矩阵分解方法，包括因子分析（FA）和主成分分析（PCA），被广泛用于推断和总结多元数据中的结构。许多这样的方法使用惩罚或先验分布来实现稀疏表示（“稀疏FA/PCA”），关键问题是诱导多少稀疏性。在这里，我们介绍了一种用于矩阵分解（EBMF）的通用经验贝叶斯方法，其关键特征是通过从观测数据中估计先验分布来估计适当的稀疏性。该方法非常灵活：它允许广泛的不同先验族，并允许矩阵分解的每个分量可能表现出不同的稀疏性。这种灵活性的关键是使用变分近似，我们证明了变分近似有效地减少了EBMF模型的拟合，从而解决了一个更简单的问题，即所谓的“正态均值”问题。我们通过与竞争方法的数值比较以及对GTEx（基因型组织表达）项目中44个人类组织的遗传关联数据的分析，证明了稀疏先验的EBMF的优势。在数值比较中，EBMF通常比其他方法提供更准确的推断。在GTEx数据中，EBMF确定了与人类组织之间的已知关系一致的可解释结构。实现我们方法的软件可在https://github.com/stephenslab/flashr.

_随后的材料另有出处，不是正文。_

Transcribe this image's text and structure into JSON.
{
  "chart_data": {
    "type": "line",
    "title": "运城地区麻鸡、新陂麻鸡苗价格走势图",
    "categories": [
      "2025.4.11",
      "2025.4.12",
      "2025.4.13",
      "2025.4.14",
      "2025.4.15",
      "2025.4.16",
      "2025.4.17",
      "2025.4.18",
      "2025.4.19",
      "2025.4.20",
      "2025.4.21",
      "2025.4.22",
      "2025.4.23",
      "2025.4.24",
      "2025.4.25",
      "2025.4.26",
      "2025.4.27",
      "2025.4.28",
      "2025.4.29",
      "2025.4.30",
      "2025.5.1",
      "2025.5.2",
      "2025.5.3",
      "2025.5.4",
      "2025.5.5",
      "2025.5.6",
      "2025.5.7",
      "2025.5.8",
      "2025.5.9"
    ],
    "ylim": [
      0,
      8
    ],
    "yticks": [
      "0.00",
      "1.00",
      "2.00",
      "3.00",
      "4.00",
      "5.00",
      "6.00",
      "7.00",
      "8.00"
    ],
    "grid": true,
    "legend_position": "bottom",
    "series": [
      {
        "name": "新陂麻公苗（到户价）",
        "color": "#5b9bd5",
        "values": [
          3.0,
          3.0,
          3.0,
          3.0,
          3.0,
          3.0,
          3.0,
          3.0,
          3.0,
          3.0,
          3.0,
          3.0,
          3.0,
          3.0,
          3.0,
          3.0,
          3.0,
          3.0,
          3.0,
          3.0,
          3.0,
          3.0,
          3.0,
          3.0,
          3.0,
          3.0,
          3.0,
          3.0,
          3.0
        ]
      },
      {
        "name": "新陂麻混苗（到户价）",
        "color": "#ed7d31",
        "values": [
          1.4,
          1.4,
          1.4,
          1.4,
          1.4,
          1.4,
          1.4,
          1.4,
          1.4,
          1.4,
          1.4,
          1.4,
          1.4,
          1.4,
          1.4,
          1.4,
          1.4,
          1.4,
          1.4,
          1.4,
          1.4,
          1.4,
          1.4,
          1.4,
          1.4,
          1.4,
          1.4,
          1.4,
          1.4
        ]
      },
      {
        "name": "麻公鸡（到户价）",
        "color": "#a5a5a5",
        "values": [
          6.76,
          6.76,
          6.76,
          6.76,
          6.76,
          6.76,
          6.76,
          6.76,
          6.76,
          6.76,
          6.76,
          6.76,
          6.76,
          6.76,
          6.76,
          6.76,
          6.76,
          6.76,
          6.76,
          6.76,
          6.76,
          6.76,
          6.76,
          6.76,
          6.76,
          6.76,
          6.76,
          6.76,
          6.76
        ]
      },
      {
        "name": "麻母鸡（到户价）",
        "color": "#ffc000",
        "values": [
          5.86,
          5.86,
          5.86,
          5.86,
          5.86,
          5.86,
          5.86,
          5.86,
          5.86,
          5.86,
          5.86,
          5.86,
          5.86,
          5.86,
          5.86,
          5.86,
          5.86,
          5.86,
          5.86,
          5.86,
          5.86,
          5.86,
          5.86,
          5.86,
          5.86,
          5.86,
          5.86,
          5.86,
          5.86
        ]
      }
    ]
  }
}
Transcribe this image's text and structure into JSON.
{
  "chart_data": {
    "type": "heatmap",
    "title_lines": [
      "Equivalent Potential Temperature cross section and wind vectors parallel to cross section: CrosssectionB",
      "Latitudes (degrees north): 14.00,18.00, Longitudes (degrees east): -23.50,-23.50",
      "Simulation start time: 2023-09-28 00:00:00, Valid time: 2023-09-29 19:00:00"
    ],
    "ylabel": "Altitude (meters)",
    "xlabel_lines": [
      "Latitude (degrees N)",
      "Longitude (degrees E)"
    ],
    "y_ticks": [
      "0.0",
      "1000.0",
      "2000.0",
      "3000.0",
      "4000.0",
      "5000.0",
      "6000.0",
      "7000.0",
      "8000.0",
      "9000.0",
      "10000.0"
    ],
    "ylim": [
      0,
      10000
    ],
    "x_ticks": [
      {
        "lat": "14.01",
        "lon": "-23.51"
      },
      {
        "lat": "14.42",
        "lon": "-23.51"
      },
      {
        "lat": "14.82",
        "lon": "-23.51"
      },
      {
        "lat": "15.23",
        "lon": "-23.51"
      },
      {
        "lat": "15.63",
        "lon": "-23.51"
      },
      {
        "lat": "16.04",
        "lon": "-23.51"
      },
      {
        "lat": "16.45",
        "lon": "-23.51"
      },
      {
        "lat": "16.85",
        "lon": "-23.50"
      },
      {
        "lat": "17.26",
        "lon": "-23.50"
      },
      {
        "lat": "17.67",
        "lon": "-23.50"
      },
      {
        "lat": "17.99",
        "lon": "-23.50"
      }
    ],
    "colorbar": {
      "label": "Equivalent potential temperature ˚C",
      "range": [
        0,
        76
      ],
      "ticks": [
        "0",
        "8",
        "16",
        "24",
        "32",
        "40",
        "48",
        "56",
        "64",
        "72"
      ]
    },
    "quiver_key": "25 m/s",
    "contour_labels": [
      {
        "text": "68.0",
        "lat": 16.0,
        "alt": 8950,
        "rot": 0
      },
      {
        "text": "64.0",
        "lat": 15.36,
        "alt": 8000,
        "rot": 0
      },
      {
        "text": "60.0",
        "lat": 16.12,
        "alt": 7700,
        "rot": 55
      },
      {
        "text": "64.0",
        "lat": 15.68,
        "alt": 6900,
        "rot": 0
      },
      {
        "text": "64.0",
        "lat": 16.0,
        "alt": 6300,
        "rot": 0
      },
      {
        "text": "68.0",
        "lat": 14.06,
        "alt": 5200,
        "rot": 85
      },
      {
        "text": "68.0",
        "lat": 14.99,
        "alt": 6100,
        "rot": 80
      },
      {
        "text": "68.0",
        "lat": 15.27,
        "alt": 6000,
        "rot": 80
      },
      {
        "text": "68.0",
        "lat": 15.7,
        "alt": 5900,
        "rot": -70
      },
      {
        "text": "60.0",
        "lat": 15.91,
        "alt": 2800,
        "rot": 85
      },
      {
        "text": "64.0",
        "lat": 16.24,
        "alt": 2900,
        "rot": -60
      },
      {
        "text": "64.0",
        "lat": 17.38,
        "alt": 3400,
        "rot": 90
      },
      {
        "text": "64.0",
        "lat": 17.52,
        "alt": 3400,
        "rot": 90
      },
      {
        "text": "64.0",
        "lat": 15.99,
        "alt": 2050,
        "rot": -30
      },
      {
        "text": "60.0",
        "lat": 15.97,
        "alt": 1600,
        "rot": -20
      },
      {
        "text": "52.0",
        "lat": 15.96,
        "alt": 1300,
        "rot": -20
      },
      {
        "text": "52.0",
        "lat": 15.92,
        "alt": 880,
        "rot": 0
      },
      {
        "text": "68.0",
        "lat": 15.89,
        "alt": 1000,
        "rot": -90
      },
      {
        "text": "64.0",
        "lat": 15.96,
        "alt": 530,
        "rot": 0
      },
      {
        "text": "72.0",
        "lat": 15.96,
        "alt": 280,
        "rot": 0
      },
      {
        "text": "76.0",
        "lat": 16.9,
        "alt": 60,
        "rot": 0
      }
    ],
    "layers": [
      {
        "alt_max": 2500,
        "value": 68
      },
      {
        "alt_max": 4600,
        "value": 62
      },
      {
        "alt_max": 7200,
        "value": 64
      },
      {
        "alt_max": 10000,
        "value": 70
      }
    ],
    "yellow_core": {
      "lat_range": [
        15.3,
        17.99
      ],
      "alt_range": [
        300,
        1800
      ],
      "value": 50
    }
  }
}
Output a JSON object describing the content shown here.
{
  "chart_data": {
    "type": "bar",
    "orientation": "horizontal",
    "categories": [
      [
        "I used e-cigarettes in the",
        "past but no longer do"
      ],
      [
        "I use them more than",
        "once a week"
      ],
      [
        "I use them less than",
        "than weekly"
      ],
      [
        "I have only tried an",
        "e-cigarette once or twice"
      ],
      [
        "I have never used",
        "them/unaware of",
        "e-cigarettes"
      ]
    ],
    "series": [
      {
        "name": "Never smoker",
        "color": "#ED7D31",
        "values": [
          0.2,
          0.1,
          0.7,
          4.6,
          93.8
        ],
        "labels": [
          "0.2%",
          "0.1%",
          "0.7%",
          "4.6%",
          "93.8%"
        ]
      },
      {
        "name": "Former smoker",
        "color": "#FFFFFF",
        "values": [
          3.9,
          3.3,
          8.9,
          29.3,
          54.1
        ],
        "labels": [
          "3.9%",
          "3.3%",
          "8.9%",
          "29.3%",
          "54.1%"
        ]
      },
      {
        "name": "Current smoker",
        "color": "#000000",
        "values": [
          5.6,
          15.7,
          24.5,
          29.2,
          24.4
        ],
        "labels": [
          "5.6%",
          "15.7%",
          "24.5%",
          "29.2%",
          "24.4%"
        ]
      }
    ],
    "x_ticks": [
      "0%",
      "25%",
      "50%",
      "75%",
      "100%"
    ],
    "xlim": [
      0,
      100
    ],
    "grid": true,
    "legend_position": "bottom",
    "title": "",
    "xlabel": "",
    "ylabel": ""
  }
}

本文章由计算机程序翻译，如有差异，请以英文原文为准。

求助全文

约1分钟内获得全文求助全文

来源期刊

Journal of Machine Learning Research 工程技术-计算机：人工智能

CiteScore

18.80

自引率

0.00%

发文量

审稿时长

3 months

期刊介绍： The Journal of Machine Learning Research (JMLR) provides an international forum for the electronic and paper publication of high-quality scholarly articles in all areas of machine learning. All published papers are freely available online. JMLR has a commitment to rigorous yet rapid reviewing. JMLR seeks previously unpublished papers on machine learning that contain: new principled algorithms with sound empirical validation, and with justification of theoretical, psychological, or biological nature; experimental and/or theoretical studies yielding new insight into the design and behavior of learning in intelligent systems; accounts of applications of existing techniques that shed light on the strengths and weaknesses of the methods; formalization of new learning tasks (e.g., in the context of new applications) and of methods for assessing performance on those tasks; development of new analytical frameworks that advance theoretical studies of practical learning methods; computational models of data from natural learning systems at the behavioral or neural level; or extremely well-written surveys of existing work.